Investing In Sales and Marketing During a Downturn

Investing In Sales and Marketing During a Downturn

In 2008, at the beginning of the largest recession since the Great Depression, I was hired at PopSugar to bring their company to market and lead their first sales efforts. They were a Series A company that had just raised $10M from Sequoia Capital. We weren’t even called PopSugar then, we were named Sugar, Inc.

Our story of success and scale was a long one – too long to share in a single blog post - but I want to share a piece of it now to illustrate the importance of investing in sales and marketing, even when the economy is in a downturn.
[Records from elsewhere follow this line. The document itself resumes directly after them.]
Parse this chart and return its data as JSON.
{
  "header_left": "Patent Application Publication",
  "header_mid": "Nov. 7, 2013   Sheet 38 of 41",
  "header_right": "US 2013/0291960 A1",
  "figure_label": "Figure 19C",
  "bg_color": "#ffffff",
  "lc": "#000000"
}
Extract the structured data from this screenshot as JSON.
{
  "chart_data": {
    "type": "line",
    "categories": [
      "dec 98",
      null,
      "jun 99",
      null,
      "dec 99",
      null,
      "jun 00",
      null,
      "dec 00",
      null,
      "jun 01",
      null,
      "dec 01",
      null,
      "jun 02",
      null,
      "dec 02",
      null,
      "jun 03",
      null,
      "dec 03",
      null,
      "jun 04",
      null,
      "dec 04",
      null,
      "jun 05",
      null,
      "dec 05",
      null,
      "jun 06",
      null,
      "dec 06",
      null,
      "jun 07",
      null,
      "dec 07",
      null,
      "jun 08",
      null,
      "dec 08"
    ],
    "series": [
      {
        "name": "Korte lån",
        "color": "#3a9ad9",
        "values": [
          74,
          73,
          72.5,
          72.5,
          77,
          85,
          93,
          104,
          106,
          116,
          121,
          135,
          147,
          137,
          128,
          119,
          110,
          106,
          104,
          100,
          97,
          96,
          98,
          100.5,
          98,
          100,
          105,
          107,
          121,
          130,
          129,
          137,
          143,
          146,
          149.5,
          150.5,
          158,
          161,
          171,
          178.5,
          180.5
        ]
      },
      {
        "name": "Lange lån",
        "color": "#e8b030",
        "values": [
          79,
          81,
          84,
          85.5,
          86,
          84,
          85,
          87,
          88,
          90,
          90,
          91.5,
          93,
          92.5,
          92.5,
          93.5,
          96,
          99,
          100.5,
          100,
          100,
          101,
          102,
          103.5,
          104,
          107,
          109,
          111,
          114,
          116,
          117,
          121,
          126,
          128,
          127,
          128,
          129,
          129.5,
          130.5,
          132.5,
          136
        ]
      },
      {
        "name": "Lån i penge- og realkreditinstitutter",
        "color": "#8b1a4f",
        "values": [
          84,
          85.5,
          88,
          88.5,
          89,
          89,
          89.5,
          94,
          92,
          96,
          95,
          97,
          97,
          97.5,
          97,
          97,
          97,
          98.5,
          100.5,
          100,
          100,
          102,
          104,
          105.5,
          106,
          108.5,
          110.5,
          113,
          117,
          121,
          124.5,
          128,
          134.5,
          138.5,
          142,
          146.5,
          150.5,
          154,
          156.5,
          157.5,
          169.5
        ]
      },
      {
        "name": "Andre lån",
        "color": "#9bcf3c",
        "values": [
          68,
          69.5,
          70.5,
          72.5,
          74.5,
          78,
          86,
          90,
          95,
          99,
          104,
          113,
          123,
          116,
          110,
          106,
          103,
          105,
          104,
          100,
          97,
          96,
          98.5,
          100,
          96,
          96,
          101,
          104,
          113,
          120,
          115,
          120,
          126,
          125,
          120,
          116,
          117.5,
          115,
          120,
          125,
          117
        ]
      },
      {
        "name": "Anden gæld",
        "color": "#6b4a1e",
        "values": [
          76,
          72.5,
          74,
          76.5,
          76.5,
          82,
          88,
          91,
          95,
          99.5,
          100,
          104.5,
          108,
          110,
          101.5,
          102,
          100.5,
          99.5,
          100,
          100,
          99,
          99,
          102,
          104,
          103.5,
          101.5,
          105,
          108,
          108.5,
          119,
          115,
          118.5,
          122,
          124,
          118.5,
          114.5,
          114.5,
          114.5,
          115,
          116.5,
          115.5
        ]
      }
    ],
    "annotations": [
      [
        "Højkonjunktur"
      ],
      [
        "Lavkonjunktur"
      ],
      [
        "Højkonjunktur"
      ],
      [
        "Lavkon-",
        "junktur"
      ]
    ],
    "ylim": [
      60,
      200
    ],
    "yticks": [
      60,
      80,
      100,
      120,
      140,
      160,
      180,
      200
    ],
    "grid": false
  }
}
When I signed onto PopSugar, I had agreed to deliver $12M in year one revenue.  That was our board budget, and I was confident I could hit it. Within thirty days on the job, it was clear to me there were several investments that needed to be made for us to get there, which also included time.  After a series of conversations with Brian Sugar, our CEO, we reset the numbers for the year.  At my first board meeting with the company, we shared our revenue strategy, which included a much lower target number and the downsizing of other divisions so we could invest in sales. I got lucky. Brian trusted me and the team we were building and made the hard decision to invest heavily in my plan and the headcount needed to support it.  My strategy included hiring for geographies that had no business yet and a support team when there were no customers yet to service. I believed deeply in our product, and how we were positioning the company, and I knew that for success to be had, we needed the people to service the clients we aimed to win. I still look back at that moment with awe and gratitude for the trust and faith Brian had in me. He saw me make mistakes and saw me trip many times but he supported me, and I knew this because he boldly stated it when our team both fumbled or scored.  The first five years of our company were a roller coaster ride where the strategy shifted from a geography-based sales approach to an industry-based approach, where the people who were the right people for phase one of our growth were not the right fit for phase two, and where our GTM pitch needed to be adapted because everyone was suddenly copying us.

Today I’m watching the headlines filled with layoffs and listening to CEOs grapple with how much investment to put into marketing and sales.  Playing the long game with ROI is hard and not managing cash burn can destroy a business.  The life and business lesson I took from 2008 is twofold:  First, you must lean in hard when others are holding back.  If you believe in your business, go after it.  Now is the moment to push through the pain and win.  There is a silver lining to hard times in that your competition will thin out while you invest deeper.  The second lesson is to trust your leadership.  If you don’t trust your executive leadership team and don’t feel you can fully empower or support their strategies, change them out quickly.  It is critical to hire executive leaders you fully trust and believe in.

The PopSugar story ends with a wildly successful business and brand, that is loved and known by many, but without the early and deep investment in sales and marketing, the company would not have pulled through 2008 and thrived.  Investing in sales and marketing is expensive, and the ROI is often long, but if you believe in your product and people, there simply is no other way to win.